Clearly, she figured them out.
“I learned a lot in New York City,” Obiri said post-race. “New York helped me see how the next marathon can be.”
Although the new champion said the win was a surprise, “I was feeling like my body was ready.”
Bates came into Boston as no stranger to American marathoning fans, with a résumé including a 2nd-place finish in Chicago in ‘21 and 7th at last year’s World Championships.
But this felt like a coming-out party. She lodged herself into the pack, running smartly and taking the tangents while others stayed on the blue line.
“I think the others are so used to running in a pack and I’m really not,” Bates said. “I typically find myself [alone]. I’m kind of claustrophobic.”

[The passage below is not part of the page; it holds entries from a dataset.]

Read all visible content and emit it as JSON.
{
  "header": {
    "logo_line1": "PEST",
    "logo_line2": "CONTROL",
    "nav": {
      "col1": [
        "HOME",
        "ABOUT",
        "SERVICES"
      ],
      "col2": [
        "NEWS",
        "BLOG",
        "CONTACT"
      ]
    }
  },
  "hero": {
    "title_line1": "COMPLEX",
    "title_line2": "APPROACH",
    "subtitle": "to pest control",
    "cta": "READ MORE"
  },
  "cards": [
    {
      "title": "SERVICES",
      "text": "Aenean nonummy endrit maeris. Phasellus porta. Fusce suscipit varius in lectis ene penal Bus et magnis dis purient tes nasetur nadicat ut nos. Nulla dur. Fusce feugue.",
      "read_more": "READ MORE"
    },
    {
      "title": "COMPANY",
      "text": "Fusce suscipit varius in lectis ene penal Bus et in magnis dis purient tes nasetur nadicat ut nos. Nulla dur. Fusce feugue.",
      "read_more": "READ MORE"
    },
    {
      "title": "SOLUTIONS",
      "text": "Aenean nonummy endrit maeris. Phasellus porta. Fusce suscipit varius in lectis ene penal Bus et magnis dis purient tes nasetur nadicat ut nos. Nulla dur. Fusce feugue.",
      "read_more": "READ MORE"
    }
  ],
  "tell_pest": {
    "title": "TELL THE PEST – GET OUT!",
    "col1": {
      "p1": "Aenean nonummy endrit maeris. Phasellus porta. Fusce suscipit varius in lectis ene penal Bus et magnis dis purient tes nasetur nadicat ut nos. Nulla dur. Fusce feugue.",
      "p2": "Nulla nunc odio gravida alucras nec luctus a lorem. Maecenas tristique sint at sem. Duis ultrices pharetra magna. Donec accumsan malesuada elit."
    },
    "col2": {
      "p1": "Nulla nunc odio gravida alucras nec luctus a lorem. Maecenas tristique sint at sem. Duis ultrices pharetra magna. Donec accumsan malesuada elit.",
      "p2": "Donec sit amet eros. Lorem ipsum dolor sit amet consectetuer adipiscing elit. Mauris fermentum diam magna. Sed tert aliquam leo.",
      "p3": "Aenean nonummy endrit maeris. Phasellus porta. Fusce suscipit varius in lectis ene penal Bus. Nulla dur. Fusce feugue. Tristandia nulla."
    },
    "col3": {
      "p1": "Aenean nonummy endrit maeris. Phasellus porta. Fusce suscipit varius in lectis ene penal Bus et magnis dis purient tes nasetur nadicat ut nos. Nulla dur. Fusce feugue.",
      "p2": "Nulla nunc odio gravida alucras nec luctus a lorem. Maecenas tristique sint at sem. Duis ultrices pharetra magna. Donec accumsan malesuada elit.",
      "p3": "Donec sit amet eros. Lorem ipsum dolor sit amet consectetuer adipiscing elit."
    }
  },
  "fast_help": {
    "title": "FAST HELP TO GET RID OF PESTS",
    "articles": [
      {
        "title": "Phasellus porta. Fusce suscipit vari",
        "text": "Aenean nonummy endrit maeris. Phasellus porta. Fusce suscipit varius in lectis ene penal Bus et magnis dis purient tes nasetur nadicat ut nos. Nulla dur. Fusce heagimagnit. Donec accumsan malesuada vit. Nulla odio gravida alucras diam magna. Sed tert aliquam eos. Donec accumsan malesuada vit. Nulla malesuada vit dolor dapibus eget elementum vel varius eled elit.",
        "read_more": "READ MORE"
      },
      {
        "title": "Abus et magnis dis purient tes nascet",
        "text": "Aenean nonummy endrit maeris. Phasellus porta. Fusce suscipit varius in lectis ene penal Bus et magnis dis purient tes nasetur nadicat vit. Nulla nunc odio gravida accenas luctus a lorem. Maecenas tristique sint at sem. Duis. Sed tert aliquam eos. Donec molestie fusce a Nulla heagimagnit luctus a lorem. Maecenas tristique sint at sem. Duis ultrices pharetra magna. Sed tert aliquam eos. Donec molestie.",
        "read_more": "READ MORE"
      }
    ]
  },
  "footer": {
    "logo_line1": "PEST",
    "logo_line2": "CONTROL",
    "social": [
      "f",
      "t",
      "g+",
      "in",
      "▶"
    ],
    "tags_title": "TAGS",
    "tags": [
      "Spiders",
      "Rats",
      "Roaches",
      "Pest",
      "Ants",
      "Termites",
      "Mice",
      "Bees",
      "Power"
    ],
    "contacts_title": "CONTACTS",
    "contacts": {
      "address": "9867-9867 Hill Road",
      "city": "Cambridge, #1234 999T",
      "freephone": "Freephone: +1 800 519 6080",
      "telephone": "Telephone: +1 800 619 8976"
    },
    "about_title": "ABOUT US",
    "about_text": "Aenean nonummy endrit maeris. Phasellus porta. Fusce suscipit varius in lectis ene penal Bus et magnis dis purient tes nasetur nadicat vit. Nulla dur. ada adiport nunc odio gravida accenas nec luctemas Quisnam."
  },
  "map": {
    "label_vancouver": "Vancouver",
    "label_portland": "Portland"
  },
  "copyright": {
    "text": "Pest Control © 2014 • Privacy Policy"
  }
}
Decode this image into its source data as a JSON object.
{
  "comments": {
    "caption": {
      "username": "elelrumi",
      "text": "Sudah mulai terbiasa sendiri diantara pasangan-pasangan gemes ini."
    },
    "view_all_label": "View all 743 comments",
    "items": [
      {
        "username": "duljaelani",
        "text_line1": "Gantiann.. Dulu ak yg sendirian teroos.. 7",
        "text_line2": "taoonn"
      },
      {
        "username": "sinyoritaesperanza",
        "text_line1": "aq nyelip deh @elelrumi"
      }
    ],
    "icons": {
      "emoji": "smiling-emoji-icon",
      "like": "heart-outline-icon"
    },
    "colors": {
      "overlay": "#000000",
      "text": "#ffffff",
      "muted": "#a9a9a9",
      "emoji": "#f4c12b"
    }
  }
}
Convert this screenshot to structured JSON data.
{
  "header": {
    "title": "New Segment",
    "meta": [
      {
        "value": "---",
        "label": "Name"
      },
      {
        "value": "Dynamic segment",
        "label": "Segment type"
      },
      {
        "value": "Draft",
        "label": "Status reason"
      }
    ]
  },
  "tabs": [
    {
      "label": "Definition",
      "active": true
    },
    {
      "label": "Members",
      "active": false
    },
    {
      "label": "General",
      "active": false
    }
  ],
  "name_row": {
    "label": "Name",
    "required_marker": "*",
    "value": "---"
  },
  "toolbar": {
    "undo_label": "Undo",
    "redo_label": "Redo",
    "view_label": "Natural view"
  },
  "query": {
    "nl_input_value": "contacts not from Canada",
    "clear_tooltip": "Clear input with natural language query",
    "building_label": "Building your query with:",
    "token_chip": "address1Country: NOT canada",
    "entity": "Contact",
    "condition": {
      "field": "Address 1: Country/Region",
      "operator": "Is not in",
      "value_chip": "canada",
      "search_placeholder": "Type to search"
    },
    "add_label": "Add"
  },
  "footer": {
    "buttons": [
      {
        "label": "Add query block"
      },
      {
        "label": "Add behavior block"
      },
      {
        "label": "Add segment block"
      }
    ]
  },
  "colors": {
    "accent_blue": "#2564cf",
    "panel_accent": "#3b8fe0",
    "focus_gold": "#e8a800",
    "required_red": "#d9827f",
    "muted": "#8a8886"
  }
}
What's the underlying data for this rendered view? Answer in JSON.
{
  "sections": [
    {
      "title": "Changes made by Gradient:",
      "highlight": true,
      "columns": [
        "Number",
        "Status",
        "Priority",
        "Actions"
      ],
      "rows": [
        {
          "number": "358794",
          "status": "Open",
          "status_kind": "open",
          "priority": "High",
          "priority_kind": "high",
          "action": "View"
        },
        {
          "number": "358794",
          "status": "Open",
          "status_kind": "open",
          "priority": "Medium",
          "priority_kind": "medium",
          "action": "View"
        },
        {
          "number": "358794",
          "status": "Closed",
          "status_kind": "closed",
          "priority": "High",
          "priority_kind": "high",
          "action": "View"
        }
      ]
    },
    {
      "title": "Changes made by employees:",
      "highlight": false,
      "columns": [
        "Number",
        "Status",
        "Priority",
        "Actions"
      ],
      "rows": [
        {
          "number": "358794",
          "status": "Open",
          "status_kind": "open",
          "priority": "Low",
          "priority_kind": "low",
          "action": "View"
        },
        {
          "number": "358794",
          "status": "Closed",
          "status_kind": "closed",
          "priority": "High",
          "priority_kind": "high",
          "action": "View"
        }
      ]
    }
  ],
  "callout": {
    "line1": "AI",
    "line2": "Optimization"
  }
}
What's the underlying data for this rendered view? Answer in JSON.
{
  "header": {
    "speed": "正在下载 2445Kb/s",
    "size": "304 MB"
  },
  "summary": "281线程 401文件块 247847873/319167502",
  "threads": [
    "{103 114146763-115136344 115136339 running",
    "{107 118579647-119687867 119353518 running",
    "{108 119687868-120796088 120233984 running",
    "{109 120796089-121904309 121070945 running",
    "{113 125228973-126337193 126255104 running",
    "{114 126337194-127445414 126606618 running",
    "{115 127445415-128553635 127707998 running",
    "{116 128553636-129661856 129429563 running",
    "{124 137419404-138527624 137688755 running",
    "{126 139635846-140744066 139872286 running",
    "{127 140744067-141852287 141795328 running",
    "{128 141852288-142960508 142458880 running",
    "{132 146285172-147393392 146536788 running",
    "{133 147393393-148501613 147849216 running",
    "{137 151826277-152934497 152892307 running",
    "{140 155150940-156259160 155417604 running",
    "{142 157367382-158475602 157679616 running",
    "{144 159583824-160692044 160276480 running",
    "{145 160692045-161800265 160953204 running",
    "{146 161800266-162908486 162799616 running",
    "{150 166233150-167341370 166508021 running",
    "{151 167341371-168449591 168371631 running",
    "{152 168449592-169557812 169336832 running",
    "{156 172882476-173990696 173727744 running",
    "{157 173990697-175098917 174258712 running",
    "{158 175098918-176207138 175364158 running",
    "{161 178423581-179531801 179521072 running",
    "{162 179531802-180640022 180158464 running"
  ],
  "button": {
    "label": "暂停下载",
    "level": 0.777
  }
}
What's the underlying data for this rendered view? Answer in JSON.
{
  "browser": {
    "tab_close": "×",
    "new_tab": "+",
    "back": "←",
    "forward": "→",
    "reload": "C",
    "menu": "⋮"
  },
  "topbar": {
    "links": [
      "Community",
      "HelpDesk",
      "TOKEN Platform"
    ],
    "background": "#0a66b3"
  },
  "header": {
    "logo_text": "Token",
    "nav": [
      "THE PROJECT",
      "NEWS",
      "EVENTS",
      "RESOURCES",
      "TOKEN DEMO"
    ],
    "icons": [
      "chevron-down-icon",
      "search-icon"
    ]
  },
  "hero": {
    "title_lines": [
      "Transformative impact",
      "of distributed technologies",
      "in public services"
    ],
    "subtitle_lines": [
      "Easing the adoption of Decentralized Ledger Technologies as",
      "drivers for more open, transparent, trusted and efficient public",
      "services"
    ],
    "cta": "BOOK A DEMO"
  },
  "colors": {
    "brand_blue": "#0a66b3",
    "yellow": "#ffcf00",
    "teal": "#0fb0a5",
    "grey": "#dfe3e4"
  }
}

She also ran with confidence. As the usual group of Africans began to melt away (including world champ Goytatom Gebreselassie), Bates stayed relaxed and made it clear she belonged in such company. She led through the checkpoints at 25 and 30K, and really asserted herself after mile 20. Even as she finally disconnected from the lead pack, she never fully let go, entering Boylston with a clear view of the 4 ahead of her.
Her time was the second-fastest ever by an American at Boston, behind only Shalane Flanagan’s 2:22:02 in ‘14.
“It was cold,” Bates reflected. “I didn’t expect it to be raining so much in the beginning portion, so I definitely took a while to warm up. But then we got into a rhythm and it’s always tough running with the top ladies just because it’s always like such a quick change of pace.
“I just trusted that I was gonna be able to maintain that pace with them and be able to be in the top 5. So I just really stuck my nose in it, hoping that I would get maybe a win.
“It was like the last 2M that they were kind of breaking it down to like 5 and I couldn’t hang that much. So maybe next time. But it was a good first Boston, so I’m very proud of myself.”
BOSTON WOMEN’S RESULTS
1. Hellen Obiri (Ken) 2:21:38 (1:11:29/1:10:09); 2. Amane Beriso (Eth) 2:21:50; 3. Lonah Chemtai Salpeter (Isr) 2:21:57; 4. Ababel Yeshaneh (Eth) 2:22:00;
5. Emma Bates (US) 2:22:10; 6. Nazret Weldu (Eri) 2:23:25; 7. Angela Tanui (Ken) 2:24:12; 8. Hiwot Gebrekidan (Eth) 2:24:30; 9. Mary Ngugi (Ken) 2:24:33;
10. Goytatom Gebreselassie (Eth) 2:24:34; 11. Aliphine Tuliamuk (US) 2:24:37;… 14. Nell Rojas (US) 2:24:51;… 17. Sara Hall (US) 2:25:48; 18. Desiree Linden (US) 2:27:18.